APRÈS AVOIR testé (dans un essai de phase I antérieur) la bonne tolérance de cette approche thérapeutique, les auteurs sont, logiquement, passé à l’étape suivante : l’évaluation de l’efficacité. Le vecteur utilisé dans ce vaccin recombinant est un poxvirus (vaccine et fowlpox), et l’antigène tumoral cible choisi (NY-ESO-1) possède des qualités intéressantes en termes de spécificité d’expression tissulaire. La première injection vaccinale (avec pour vecteur le virus de la vaccine, rV-NY-ESO-1) fut suivie par un rappel (avec pour vecteur le virus fowlpox, rF-NY-ESO-1).
Les 25 patients atteints de mélanomes exprimant l’antigène NY-ESO-1 (essai conduit à Francfort) étaient au stade III (28 %) ou IV (72 %). Les effets du vaccin ont été suivis pendant 32 mois en moyenne (9-106?mois). Les patientes ayant un cancer épithélial de l’ovaire (EOC, n = 22) ont été incluses après avoir eu une ablation totale de la tumeur et une chimiothérapie à base de platinium (essai conduit au Roswell Park Cancer Institute, Buffalo). Presque toutes (91 %) étaient à un stade III/IV ; le suivi a, ici, été de 48 mois (23-66).
Le premier indice d’efficacité du vaccin, dans l’essai « mélanomes », est le taux de bénéfice clinique (CBR). Combinant le taux de réponse objective (9,5 % de réponse complète, 4,8 % de réponse partielle, 4,8 % de réponse mixte) et le taux de stabilisation de la maladie (52,4 %), le CBR est de 71,5 %. La survie globale (OS) moyenne est de 9 mois (0-84 mois) et la survie sans progression (PFS) de 48 mois (3-106) en moyenne. Chez les 22 patientes EOC, l’évolution vers des récidives est retardée de 21 mois (16-29) et l’OS est de 48 mois en moyenne.

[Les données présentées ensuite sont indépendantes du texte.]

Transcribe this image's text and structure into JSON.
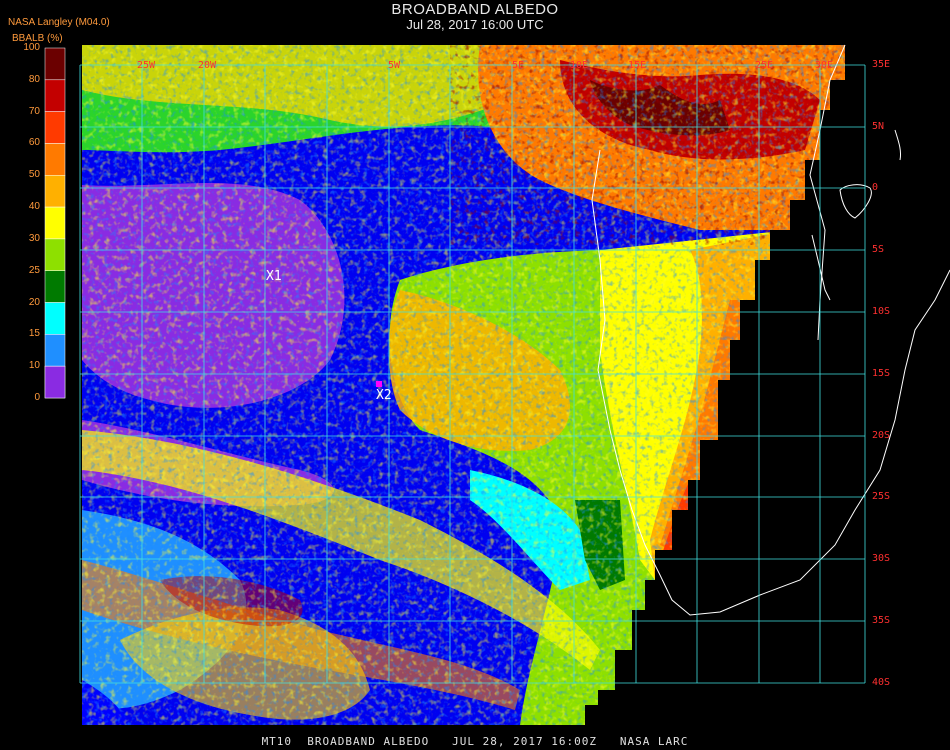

L’équipe d’Elke Jäger étaiye ensuite ces résultats cliniques sur des preuves biologiques de l’action du vaccin. La primo-vaccination rV-NY-ESO-1, complétée par le rappel rF-NY-ESO-1, induit une sécrétion d’anticorps anti-NY-ESO-1 chez 33 % (5/15) des patients « mélanome » qui étaient séronégatifs au début de l’essai. Dans le groupe EOC, une réponse immunologique s’observe chez 42 % (8/19) des patientes qui étaient séronégatives au démarrage de l’étude.
Réponses CD8 et CD4.
À cela s’ajoute l’objectivation d’une réponse de type CD8+ chez 88 % (22/25) des patients du groupe mélanome après vaccination, tandis qu’une production de CD4+ est enregistrée chez 78 % d’entre eux. Les chiffres observés dans le groupe EOC sont de 46 % et de 91 %, respectivement, pour les CD8+ et les CD4+. En outre, il existe des indices de la création, suite à la vaccination anti-cancéreuse, d’une immunité à long terme contre l’antigène tumoral puisque des cellules T CD8+ et CD4+ spécifiques d’antigène sont détectées, respectivement, jusqu’à 6 et 12 mois après traitement dans un sous-groupe de patients.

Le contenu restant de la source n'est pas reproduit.